Grand bouleversement

Mais là où la transition vers la facturation électronique au Maroc amènera certainement un grand bouleversement des process internes, c’est au sein des grandes entreprises, où le volume de flux entrants et sortants, la typologie des acheteurs et la nature des canaux d’émission et de réception des factures est immense. Là, on n’est pas dans le cas d’un autoentrepreneur ou un freelance qui va éditer une facture électronique et la transmettre via la plateforme digitale dédiée. Au sein d’une grande entreprise, émettre ou recevoir des factures sous format électronique nécessitera plus qu’un petit logiciel ou ordinateur pour assurer une opération dématérialisée. Si les achats, le contrôle de gestion et la direction financière sont la partie émergée de l’iceberg, en dessous sont également concernées les équipes techniques de la DSI, les équipes de développement des RH, mais également l’ensemble des collaborateurs et tout acheteur potentiel, qui devront intégrer les nouvelles politiques d’achat et tous les changements de process qu’elles induisent systématiquement.

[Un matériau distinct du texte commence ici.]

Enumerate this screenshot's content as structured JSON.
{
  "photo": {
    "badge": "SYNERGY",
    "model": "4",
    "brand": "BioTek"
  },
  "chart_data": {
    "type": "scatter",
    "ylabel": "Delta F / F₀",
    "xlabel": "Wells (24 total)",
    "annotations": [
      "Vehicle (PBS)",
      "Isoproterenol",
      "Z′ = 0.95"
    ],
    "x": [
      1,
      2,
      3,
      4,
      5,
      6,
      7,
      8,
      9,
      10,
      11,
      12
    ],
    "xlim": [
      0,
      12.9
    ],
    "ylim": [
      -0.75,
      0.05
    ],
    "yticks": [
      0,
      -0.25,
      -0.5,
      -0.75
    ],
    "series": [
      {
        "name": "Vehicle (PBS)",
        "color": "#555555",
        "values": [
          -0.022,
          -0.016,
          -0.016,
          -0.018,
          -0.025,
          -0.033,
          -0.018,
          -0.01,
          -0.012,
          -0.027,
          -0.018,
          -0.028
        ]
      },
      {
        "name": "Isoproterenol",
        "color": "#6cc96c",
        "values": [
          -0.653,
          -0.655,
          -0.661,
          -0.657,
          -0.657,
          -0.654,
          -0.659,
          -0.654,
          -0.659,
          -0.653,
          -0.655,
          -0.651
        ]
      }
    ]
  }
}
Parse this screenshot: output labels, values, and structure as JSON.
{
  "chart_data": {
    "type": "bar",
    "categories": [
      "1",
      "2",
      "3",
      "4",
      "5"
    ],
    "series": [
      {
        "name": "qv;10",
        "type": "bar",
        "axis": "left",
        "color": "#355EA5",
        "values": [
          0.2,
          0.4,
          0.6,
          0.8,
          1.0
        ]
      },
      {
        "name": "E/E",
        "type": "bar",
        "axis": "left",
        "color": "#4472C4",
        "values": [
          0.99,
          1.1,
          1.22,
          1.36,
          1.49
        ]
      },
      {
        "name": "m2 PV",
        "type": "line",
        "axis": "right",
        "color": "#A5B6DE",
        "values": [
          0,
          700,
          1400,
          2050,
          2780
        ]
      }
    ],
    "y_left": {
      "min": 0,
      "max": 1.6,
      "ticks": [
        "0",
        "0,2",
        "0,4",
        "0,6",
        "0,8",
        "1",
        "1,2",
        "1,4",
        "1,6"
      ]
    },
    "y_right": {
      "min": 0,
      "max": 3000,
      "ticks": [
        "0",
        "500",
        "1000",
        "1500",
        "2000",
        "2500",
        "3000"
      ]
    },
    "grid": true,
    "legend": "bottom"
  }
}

Dans certains cas, c’est tout un plan de conduite du changement qui doit être envisagé, avec la mise en place d’une équipe-projet multidisciplinaire dédiée, pour s’assurer une pleine intégration des nouveaux process induit par la facturation électronique par l’ensemble des collaborateurs, qu’ils soient concernés directement ou indirectement.

Il n’est pas vain donc d’insister sur la nécessaire anticipation du passage à la facturation électronique. Pour les PME et TPE, l’enjeu est à la fois technique et financier, puisqu’une facture créée sous format électronique peut revêtir un certain degré de complexité pour un émetteur non formé. Pour les grandes entreprises, le défi majeur est organisationnel : il en va de l’agilité des process et de leur pleine intégration par tout acheteur interne.